July 1945: United States conducted first test of the atomic bomb
The United States conducted the first test of the atomic bomb at the Trinity bomb site in central New Mexico. The terrifying new weapon quickly become a focal point in the Cold War between the United States and the Soviet Union.
The official U.S. development of the atomic bomb began with the establishment of the Manhattan Project in August 1942. The project brought together scientists from the United States, Great Britain, and Canada to study the feasibility of building an atomic bomb capable of unimaginable destructive power. The project proceeded with no small degree of urgency, since the American government had been warned that Nazi Germany had also embarked on a program to develop an atomic weapon. By July 1945, a prototype weapon was ready for testing. Although Germany had surrendered months earlier, the war against Japan was still raging. On July 16, the first atomic bomb was detonated in the desert near the Los Alamos research facility. Dr. J. Robert Oppenheimer, director of the project, watched the mushroom cloud rise into the New Mexico sky. “Now I am become death, destroyer of worlds,” he uttered, reciting a passage from an ancient Hindu text. News of the successful test was relayed to President Harry S. Truman, who was meeting with Soviet leader Joseph Stalin in Potsdam to discuss the postwar world. Observers at the meeting noted that the news “tremendously pepped up” the president, and British Prime Minister Winston Churchill believed that Truman almost immediately adopted a more aggressive tone in dealing with Stalin.

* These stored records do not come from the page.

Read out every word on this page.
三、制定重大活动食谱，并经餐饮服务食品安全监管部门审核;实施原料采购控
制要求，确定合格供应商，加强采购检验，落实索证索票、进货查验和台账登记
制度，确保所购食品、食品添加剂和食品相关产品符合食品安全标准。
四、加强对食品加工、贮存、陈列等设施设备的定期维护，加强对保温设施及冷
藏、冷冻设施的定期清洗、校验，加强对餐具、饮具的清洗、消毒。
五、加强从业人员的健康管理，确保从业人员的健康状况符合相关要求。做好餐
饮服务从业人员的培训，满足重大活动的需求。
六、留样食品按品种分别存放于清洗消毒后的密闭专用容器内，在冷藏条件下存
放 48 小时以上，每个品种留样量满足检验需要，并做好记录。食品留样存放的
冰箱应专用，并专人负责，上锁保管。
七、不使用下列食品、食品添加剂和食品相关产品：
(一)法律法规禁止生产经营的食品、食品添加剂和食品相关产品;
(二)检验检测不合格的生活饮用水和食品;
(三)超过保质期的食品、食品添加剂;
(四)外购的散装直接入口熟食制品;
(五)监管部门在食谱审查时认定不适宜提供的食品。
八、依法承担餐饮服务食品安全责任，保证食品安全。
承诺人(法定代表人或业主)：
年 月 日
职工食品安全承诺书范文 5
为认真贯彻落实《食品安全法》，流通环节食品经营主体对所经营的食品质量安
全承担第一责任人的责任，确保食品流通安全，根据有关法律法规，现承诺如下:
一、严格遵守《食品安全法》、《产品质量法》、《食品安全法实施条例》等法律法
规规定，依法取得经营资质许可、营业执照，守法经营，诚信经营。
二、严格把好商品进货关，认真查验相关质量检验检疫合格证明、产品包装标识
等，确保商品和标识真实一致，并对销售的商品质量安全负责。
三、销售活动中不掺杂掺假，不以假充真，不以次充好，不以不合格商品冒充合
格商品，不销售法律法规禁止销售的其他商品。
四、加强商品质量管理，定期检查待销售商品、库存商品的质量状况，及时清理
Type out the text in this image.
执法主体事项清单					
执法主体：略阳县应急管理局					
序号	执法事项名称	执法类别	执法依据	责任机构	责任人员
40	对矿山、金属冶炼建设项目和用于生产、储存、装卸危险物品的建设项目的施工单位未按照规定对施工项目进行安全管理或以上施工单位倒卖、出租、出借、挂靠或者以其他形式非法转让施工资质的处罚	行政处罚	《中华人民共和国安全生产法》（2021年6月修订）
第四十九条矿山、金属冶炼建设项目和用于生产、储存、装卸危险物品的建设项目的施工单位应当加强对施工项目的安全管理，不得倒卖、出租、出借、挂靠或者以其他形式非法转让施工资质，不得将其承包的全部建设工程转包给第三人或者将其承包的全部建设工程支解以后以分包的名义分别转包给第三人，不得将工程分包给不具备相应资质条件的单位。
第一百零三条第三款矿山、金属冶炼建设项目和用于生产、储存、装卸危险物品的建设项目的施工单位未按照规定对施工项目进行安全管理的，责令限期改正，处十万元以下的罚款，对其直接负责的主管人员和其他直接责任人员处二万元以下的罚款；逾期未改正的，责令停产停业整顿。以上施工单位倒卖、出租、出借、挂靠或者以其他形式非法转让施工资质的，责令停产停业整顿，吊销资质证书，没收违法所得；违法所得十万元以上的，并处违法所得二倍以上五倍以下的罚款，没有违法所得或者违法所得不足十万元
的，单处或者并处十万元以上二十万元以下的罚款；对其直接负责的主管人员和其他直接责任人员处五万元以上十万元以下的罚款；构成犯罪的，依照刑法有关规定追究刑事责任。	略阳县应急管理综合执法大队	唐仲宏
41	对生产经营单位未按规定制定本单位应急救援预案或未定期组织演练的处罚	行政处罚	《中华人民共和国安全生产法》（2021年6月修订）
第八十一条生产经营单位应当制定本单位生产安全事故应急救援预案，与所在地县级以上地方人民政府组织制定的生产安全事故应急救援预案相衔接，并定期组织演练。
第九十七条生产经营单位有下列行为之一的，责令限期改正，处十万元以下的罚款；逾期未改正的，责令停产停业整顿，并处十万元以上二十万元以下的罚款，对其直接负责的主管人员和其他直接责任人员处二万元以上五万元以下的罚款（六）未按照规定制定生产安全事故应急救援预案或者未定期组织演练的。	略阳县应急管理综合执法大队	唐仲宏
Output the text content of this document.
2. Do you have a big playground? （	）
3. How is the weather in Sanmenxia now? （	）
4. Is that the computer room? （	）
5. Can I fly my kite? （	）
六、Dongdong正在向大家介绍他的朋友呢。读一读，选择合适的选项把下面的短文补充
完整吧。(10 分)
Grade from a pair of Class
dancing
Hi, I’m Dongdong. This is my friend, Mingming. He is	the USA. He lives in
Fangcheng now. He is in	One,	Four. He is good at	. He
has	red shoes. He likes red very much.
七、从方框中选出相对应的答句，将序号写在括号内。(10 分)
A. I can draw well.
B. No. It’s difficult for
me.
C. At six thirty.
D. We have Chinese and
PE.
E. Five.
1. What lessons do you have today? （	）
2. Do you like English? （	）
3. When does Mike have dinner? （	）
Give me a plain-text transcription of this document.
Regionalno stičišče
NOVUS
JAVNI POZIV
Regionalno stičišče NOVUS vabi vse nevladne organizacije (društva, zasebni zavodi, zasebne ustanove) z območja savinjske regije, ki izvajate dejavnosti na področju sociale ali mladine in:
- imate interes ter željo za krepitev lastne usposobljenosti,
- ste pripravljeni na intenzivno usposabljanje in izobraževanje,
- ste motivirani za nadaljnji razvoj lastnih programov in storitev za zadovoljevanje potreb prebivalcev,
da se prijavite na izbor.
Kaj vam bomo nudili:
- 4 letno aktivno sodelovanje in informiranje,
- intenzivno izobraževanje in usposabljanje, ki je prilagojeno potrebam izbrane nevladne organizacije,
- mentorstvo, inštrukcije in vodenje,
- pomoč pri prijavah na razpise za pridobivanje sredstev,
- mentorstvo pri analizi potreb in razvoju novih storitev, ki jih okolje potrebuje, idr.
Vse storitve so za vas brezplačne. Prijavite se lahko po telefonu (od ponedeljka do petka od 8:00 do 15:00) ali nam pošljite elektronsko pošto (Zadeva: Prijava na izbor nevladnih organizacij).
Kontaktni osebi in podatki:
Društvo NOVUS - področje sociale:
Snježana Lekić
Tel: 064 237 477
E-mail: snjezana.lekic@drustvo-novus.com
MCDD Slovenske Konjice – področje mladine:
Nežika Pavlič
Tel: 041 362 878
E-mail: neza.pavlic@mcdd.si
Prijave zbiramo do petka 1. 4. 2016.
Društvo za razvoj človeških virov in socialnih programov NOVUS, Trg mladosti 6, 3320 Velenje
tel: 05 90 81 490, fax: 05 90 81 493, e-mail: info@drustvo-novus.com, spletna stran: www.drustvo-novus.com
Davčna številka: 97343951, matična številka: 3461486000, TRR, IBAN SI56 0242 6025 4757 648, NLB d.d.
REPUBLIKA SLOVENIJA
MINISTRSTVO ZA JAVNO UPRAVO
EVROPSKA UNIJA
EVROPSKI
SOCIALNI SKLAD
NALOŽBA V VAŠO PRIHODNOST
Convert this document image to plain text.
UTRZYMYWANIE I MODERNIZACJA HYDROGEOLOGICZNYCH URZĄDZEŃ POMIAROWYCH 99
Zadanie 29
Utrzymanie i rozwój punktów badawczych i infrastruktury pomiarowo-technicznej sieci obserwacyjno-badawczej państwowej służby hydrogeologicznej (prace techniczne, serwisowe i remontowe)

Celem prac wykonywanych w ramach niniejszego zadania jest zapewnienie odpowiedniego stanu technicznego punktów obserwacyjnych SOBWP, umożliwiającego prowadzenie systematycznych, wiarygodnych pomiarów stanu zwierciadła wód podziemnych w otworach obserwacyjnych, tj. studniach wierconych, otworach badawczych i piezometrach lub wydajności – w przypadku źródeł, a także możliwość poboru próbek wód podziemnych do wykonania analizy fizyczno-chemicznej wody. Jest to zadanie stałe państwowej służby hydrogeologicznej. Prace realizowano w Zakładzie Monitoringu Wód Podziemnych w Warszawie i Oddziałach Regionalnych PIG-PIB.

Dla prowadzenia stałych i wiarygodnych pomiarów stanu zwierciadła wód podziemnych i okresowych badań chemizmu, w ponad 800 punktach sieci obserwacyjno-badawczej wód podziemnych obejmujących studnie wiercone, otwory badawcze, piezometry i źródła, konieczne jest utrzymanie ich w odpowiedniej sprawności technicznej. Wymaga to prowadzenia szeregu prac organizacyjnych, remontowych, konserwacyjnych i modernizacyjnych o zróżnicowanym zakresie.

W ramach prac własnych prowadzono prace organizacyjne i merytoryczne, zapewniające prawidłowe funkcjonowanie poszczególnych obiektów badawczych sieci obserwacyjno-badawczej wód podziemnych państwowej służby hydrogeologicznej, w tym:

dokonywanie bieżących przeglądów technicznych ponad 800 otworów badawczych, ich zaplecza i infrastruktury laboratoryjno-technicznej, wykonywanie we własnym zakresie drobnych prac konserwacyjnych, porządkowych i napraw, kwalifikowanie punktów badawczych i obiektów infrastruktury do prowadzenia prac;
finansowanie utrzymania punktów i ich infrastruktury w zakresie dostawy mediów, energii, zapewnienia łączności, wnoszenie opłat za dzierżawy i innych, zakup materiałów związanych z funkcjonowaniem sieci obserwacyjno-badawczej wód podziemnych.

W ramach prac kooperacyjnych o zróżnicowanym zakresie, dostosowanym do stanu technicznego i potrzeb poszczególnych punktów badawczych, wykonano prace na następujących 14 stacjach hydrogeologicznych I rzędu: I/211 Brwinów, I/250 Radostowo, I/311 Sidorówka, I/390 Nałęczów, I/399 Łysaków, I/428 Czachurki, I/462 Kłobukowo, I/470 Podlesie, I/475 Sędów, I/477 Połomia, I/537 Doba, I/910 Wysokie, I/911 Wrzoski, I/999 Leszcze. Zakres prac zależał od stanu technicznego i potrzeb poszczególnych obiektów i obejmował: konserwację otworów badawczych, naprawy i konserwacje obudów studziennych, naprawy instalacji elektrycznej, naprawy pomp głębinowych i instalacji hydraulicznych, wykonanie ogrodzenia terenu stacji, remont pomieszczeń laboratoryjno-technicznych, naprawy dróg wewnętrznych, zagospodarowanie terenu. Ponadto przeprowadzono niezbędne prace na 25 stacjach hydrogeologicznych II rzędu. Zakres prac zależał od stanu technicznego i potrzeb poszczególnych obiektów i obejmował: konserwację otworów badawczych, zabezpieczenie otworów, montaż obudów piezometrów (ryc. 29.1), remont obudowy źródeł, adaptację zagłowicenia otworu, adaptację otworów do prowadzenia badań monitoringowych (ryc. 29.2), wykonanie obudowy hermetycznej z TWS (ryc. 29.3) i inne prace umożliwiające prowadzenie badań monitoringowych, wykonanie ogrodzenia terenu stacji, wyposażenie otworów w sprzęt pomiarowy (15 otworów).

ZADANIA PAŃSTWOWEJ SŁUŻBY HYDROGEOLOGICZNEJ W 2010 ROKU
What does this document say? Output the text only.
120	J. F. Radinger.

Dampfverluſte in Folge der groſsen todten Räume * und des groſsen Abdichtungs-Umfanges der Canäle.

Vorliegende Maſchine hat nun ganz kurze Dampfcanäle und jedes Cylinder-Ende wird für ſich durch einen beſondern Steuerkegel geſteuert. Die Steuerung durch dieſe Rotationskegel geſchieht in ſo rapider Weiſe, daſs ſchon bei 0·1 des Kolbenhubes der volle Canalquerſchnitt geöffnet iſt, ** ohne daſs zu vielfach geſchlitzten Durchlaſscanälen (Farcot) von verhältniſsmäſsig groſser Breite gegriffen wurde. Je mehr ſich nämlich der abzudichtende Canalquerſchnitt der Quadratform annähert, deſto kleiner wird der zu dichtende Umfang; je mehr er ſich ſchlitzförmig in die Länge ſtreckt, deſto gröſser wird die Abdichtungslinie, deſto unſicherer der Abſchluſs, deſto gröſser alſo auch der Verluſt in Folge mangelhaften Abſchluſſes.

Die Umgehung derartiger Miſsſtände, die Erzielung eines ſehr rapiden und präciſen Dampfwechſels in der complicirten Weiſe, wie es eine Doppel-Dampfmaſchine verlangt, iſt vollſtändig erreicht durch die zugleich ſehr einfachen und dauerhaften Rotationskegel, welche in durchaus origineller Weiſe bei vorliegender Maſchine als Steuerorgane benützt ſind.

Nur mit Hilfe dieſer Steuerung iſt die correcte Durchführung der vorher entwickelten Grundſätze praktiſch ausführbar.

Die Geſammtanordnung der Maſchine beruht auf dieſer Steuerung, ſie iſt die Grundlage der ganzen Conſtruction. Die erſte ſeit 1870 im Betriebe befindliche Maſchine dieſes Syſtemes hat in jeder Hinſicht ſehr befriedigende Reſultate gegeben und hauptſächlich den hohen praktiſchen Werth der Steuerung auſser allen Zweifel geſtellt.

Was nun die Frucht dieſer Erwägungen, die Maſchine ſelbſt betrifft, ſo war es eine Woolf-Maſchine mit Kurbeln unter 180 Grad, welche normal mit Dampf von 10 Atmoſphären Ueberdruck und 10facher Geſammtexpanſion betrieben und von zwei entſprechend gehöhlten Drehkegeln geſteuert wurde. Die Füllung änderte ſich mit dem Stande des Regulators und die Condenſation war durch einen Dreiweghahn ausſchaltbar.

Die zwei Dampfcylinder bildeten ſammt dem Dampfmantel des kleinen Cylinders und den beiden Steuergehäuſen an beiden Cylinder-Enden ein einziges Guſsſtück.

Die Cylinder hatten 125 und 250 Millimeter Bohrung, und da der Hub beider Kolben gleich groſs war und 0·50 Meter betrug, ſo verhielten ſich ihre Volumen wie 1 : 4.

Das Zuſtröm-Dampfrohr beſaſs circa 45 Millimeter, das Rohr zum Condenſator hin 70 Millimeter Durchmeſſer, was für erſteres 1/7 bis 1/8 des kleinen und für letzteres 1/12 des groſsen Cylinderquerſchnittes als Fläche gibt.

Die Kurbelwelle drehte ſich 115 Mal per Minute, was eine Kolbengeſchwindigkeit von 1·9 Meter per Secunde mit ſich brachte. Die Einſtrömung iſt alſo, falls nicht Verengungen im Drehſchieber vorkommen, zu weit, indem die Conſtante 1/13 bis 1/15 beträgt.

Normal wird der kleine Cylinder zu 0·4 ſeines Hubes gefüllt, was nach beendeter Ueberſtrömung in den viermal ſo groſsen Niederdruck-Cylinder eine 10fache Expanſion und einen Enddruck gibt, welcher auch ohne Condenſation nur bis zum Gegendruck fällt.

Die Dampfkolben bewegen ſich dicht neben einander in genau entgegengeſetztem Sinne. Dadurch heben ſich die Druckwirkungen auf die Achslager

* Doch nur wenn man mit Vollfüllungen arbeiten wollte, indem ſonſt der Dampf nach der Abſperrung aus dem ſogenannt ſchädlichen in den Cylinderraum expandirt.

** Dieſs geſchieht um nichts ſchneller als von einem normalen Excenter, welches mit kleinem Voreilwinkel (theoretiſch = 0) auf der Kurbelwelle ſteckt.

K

Truman and many other U.S. officials hoped that possession of the atomic bomb would be America’s trump card in dealing with the Soviets after the war. Use of the weapon against the Japanese cities of Hiroshima and Nagasaki in August 1945 demonstrated the destructive force of the atomic bomb. The American atomic monopoly did not last long, though. By 1949, the Soviets had developed their own atomic bomb, marking the beginning of the nuclear arms race.

July 16 1955
Martial Law was proclaimed in Morocco by the French Resident-General.

July 16 1960
Emperor Haile Selassi announced the creation of a constitution for Ethiopia.

July 16 1966
Nigeria was the first English-speaking country in Africa to become an associate member of the European Economic Community, EEC.

July 16 1967
Europeans and Americans were reportedly fleeing Biafra, the oil rich eastern region of Nigeria, as more Nigerian Federal troops were sent into the area.

July 16 1977
Soviet advisers were expelled from the Republic of Somali by orders of the president, Muhammad Siyad Barre.